Four Economic Issues to Watch in the Second Half of 2017
So far, 2017 has proven to be largely a year of more of the same for the global economy. Sure, there have been some major developments over the first six months of this year, but the overall performance of the global economy so far this year has been in line with that of previous years. Some economies have had a better start to the year than expected, most notably China and Europe, both of which had been expected to experience slight slowdowns this year, but instead have seen growth rates tick slightly upwards. In contrast, economies such as the United States and India performed a little worse than expected in the early part of this year, although both of these economies are expected to strengthen in the months ahead. One things that is certain, and that was expected, was that politics would play a major role in the direction of the global economy in 2017 and this has proven to be the case, a trend that will certainly continue in the second half of the year. As such, the outlook for the second half of 2017 remains mixed, with many variables in play that can shift the direction of the economy in the coming months. Here are four variables to watch in the second half of the year.
Global Uncertainty: One thing that is certain is that the level of uncertainty facing many of the world’s leading economies is as high now as it has been in recent years. For example, while consumer confidence levels are relatively high in most major economies, business and investor confidence levels have been mixed, particularly in key economies such as the United States and China, as well as in many of the world’s largest emerging markets. Much of this uncertainty stems from politics, as the dramatic shifts in economic policy in the US and elsewhere have spooked businesses and investors, leading to hesitation in terms of investing and spending by many businesses and investors until the political climate stabilizes. Furthermore, rising risks levels in many key economies (such as China’s rising debt levels or Europe’s fragile banking sector) are also adding to the level of uncertainty facing businesses and investors in the second half of this year.

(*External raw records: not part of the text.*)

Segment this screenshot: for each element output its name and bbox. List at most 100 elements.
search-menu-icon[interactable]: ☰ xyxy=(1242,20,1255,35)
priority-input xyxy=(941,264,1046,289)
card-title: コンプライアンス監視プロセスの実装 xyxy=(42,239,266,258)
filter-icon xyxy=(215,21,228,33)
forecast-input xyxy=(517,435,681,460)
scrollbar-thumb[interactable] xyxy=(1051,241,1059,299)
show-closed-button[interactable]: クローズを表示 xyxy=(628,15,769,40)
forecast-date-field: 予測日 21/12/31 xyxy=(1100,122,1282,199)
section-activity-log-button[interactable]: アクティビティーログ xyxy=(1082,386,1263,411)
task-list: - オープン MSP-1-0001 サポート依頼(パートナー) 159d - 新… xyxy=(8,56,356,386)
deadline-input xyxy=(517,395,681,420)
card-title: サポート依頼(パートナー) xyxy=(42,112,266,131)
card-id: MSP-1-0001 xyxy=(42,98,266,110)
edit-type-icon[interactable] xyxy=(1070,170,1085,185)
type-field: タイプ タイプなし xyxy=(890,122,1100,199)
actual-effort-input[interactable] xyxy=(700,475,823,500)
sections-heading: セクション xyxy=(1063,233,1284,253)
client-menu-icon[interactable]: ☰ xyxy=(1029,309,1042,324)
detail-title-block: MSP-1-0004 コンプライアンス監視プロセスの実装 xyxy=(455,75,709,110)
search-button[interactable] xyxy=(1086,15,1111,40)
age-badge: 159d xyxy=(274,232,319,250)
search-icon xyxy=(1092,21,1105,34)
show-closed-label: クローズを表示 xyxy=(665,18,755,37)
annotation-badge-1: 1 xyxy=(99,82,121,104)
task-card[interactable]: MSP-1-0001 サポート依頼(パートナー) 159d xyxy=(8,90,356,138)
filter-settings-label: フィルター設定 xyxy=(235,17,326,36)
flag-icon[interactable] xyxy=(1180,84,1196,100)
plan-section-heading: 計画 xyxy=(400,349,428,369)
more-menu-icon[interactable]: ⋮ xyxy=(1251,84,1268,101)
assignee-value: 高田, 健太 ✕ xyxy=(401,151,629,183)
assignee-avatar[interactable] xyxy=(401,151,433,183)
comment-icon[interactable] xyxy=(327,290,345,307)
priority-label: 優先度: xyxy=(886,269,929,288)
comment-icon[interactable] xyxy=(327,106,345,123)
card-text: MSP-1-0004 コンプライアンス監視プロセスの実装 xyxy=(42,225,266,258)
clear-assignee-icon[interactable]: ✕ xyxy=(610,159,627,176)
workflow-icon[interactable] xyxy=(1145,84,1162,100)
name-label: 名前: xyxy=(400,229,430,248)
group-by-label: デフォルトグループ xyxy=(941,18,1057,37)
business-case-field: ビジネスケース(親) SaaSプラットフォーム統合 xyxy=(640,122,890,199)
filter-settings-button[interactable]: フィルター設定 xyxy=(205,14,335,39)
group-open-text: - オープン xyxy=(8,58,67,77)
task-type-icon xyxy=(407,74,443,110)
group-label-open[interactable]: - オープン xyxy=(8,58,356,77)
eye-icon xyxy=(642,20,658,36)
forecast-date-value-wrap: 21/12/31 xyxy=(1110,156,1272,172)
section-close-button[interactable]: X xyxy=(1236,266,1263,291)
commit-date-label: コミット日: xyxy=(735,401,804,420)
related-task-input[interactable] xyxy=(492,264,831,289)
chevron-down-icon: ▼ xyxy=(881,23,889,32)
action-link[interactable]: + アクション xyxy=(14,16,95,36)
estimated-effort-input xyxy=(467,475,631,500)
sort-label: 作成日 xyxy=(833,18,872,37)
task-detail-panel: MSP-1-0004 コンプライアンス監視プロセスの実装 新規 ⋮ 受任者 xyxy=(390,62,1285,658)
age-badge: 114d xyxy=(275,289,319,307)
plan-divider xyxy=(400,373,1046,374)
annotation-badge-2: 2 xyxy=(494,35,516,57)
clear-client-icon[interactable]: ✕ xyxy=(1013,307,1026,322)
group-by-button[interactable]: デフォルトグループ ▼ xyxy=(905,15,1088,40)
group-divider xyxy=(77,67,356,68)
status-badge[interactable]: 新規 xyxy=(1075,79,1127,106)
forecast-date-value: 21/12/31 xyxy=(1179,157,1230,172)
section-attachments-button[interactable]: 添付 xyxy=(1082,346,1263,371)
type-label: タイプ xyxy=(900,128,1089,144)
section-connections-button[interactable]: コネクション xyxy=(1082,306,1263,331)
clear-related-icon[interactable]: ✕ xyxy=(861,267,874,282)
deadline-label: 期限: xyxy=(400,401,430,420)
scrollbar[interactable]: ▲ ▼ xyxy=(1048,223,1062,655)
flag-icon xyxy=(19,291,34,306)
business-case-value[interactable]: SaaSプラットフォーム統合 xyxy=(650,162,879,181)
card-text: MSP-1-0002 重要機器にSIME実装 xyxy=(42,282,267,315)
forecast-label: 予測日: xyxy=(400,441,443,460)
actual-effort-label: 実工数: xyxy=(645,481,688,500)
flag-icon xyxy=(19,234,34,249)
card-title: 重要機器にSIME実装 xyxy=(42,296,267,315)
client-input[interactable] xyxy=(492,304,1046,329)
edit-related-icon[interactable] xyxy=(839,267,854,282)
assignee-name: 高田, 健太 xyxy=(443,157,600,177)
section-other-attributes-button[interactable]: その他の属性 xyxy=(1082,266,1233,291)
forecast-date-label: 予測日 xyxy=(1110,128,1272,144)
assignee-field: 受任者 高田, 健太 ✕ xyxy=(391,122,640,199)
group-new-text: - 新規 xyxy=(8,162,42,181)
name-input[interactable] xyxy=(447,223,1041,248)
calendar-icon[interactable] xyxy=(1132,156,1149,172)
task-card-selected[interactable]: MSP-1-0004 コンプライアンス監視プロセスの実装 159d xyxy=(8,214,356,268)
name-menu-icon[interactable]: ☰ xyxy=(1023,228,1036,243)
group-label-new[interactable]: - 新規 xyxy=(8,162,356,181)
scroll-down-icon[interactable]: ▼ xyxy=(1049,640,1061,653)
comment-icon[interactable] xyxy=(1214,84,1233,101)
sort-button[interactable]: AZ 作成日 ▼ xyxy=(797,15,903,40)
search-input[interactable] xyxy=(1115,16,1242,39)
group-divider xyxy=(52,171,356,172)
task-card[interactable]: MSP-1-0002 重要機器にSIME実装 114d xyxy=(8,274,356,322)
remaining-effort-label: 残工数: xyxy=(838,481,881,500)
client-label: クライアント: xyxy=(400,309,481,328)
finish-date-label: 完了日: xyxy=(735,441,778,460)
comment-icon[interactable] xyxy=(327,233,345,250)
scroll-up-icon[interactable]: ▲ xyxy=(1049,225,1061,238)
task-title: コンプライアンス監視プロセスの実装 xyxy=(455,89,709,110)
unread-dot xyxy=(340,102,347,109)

Growth Ceilings: Overall, the global economy is not picking up as much steam as had been hoped for this year. After five years of global economic growth of around just 3% per year, it is clear that the global economy is finding it more difficult to generate the levels of growth that it did prior to the global financial crisis. Much of this is the result of the fact that growth ceilings, the factors that cap a country’s sustainable level of economic growth, have fallen significantly over the past decade. For example, the growth ceiling in the United States in the 1990s was around 4%-4.5%, but today has fallen to no more than 2.5%-3.0%, with the US failing to achieve an annual rate of economic growth of more than 3% in each of the past eleven years, the longest such stretch of sluggish growth in US history. In Europe, the growth ceiling is closer to 2.0%-2.5%, a level at which the European economy is bumping up against right now. Japan’s growth ceiling is even lower, at around 1.0%-1.5%, due largely to its demographic constraints. Meanwhile, the growth ceilings in many emerging markets have fallen significantly in recent years, most notably in China, where declining working-age population growth and falling export competitiveness have combined to bring an end to the days of double-digit GDP growth rates.

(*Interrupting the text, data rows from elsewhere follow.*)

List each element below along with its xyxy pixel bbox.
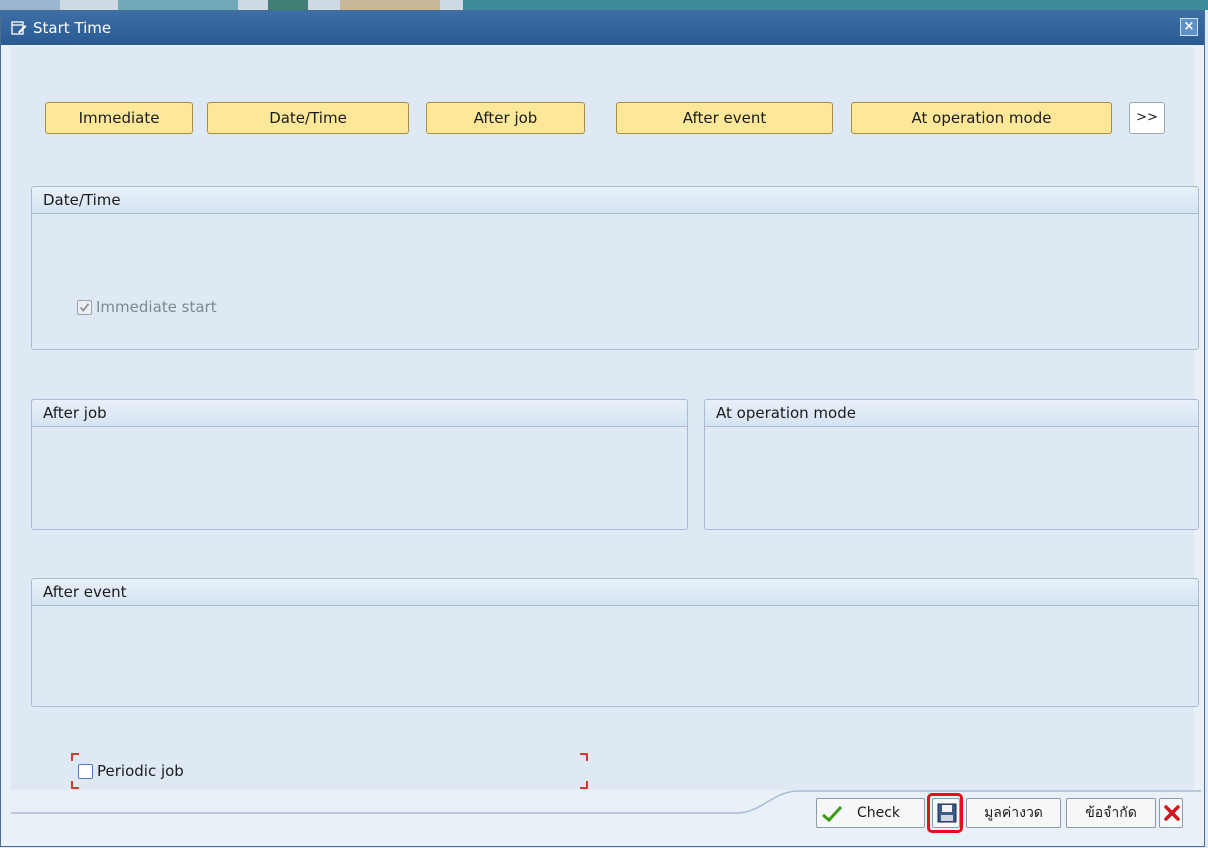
checkmark-icon [821,805,843,833]
after-job-group-title: After job [43,404,107,422]
after-event-group-title: After event [43,583,127,601]
values-button[interactable]: มูลค่างวด [966,798,1061,828]
focus-corner [71,753,79,761]
at-operation-mode-group-title: At operation mode [716,404,856,422]
date-time-button[interactable]: Date/Time [207,102,409,134]
after-job-group: After job [31,399,688,530]
after-event-button[interactable]: After event [616,102,833,134]
date-time-group: Date/Time Immediate start [31,186,1199,350]
cancel-x-icon [1163,804,1181,832]
values-button-label: มูลค่างวด [984,805,1043,821]
after-event-group-header: After event [32,579,1198,606]
periodic-job-checkbox[interactable] [78,764,93,779]
dialog-title: Start Time [33,19,112,37]
after-job-button[interactable]: After job [426,102,585,134]
after-event-group: After event [31,578,1199,707]
immediate-button[interactable]: Immediate [45,102,193,134]
check-button[interactable]: Check [816,798,925,828]
close-button[interactable]: × [1180,18,1198,36]
after-job-group-header: After job [32,400,687,427]
dialog-content: Immediate Date/Time After job After even… [11,47,1199,790]
start-time-dialog: Start Time × Immediate Date/Time After j… [0,10,1205,847]
date-time-group-title: Date/Time [43,191,121,209]
at-operation-mode-button[interactable]: At operation mode [851,102,1112,134]
restrictions-button-label: ข้อจำกัด [1085,805,1137,821]
immediate-start-checkbox[interactable] [77,300,92,315]
date-time-group-header: Date/Time [32,187,1198,214]
at-operation-mode-group-header: At operation mode [705,400,1198,427]
at-operation-mode-group: At operation mode [704,399,1199,530]
focus-corner [580,753,588,761]
close-icon: × [1183,19,1195,34]
cancel-button[interactable] [1159,798,1183,828]
dialog-titlebar: Start Time × [1,11,1204,45]
immediate-start-label: Immediate start [96,298,217,316]
window-edit-icon [11,20,27,36]
more-button[interactable]: >> [1129,102,1165,134]
save-button-highlight [927,793,963,833]
restrictions-button[interactable]: ข้อจำกัด [1066,798,1156,828]
background-app-strip [0,0,1208,10]
checkmark-icon [79,303,90,312]
check-button-label: Check [856,805,901,821]
periodic-job-label: Periodic job [97,762,184,780]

The Threat of Protectionism: While the threat of protectionism has risen sharply over the past year, many of the protectionism-related fears held by businesses and investors did not materialize over the first six months of this year. However, the threat of protectionism continues to loom large and is casting a giant shadow over the global economy in the second half of 2017. Much of this protectionism is emanating from the country that has been the champion of free trade and investment over the past 75 years, the United States. With the Trump Administration continuing to threaten to implement protectionist policies such as the scrapping of NAFTA or the imposition of sanctions on countries perceived to be breaking global trade rules, the world’s largest economy will be a source of concern for many businesses and investors. Meanwhile, the threat of trade wars is likely to continue to rise in many areas of the world as protectionism proves to be popular with electorates in many countries. This is placing many economies at risk, most notably those economies that are dependent upon exports for much of their growth. As such, protectionism will remain a major threat to the health of the global economy in the coming months, and could result in lower rates of growth in many areas of the world.

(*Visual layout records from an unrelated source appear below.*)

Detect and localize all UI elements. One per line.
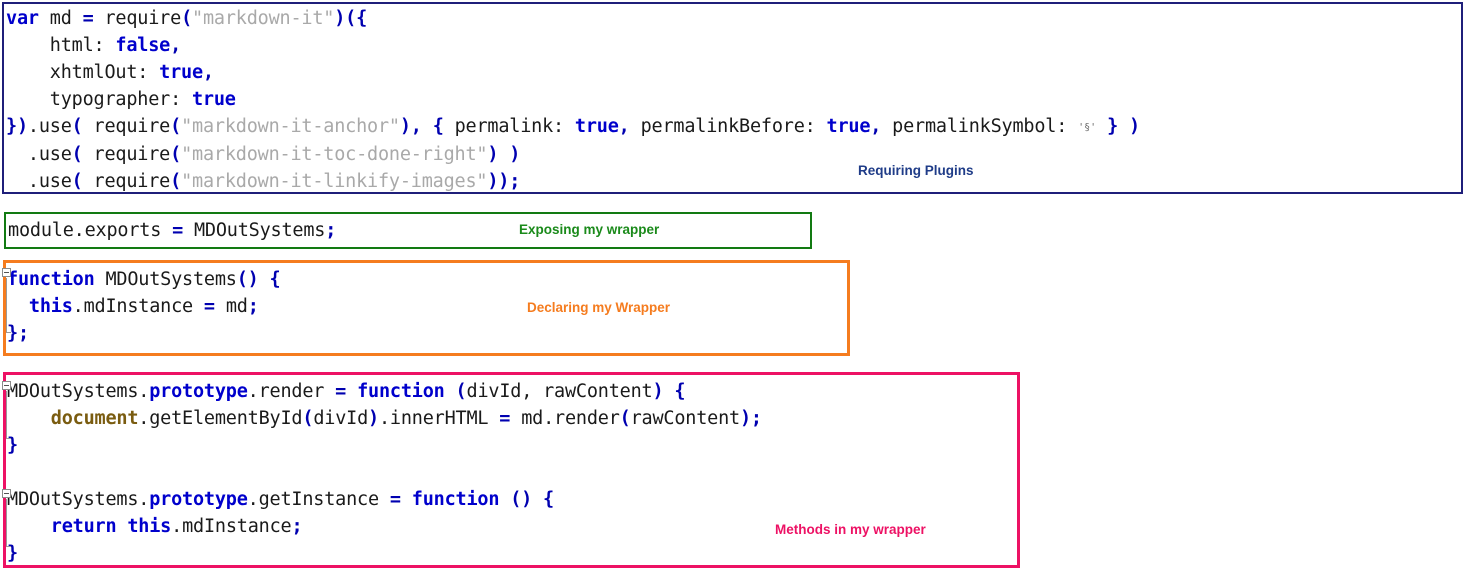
annotation-exposing-my-wrapper: Exposing my wrapper: [519, 222, 660, 237]
code-text-module-exports[interactable]: module.exports = MDOutSystems;: [6, 214, 336, 244]
fold-collapse-icon-getinstance[interactable]: [2, 489, 11, 498]
annotation-declaring-my-wrapper: Declaring my Wrapper: [527, 300, 671, 315]
fold-line-constructor: [6, 278, 7, 332]
code-block-requiring-plugins: var md = require("markdown-it")({ html: …: [2, 2, 1463, 194]
fold-end-constructor: [6, 332, 11, 333]
annotation-requiring-plugins: Requiring Plugins: [858, 163, 974, 178]
code-text-constructor[interactable]: function MDOutSystems() { this.mdInstanc…: [6, 263, 281, 347]
fold-end-render: [6, 438, 11, 439]
fold-end-getinstance: [6, 546, 11, 547]
code-block-constructor: function MDOutSystems() { this.mdInstanc…: [3, 260, 850, 356]
fold-collapse-icon-constructor[interactable]: [2, 268, 11, 277]
fold-line-getinstance: [6, 499, 7, 546]
code-text-prototype-methods[interactable]: MDOutSystems.prototype.render = function…: [6, 375, 762, 565]
fold-collapse-icon-render[interactable]: [2, 381, 11, 390]
code-block-module-exports: module.exports = MDOutSystems;: [4, 212, 812, 249]
code-block-prototype-methods: MDOutSystems.prototype.render = function…: [3, 372, 1020, 568]
fold-line-render: [6, 391, 7, 438]
annotation-methods-in-my-wrapper: Methods in my wrapper: [775, 522, 926, 537]
code-screenshot-page: { "colors": { "block1_border": "#1f1f7a"…: [0, 0, 1465, 582]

Commodity Prices: Despite the expectations of many economists, commodity prices have barely risen over the first six months of this year, as a number of factors such as oversupply and weaker-than-expected demand have combined to hold down the prices of many important commodities. This has been a key factor in the struggles of many economies this year, particularly those emerging markets that remain dependent upon commodity exports for much of their growth. A good example of this is the oil sector, as oil prices are currently more than 10% lower than they were at the start of the year, despite the fact that OPEC and many non-OPEC oil-producing countries have cut their oil output this year in a bid to raise the price of oil. Similarly, many other natural resource prices have failed to rise as expected this year. The same holds true for food prices, which in many cases are significantly lower now than they were last year. All of this is combining to remove what had been the key source of growth for many of the world’s leading emerging markets, including economies such as Brazil and Russia. As a result, growth rates in these economies will remain well below their potential, reducing growth opportunities for businesses and investors around the world.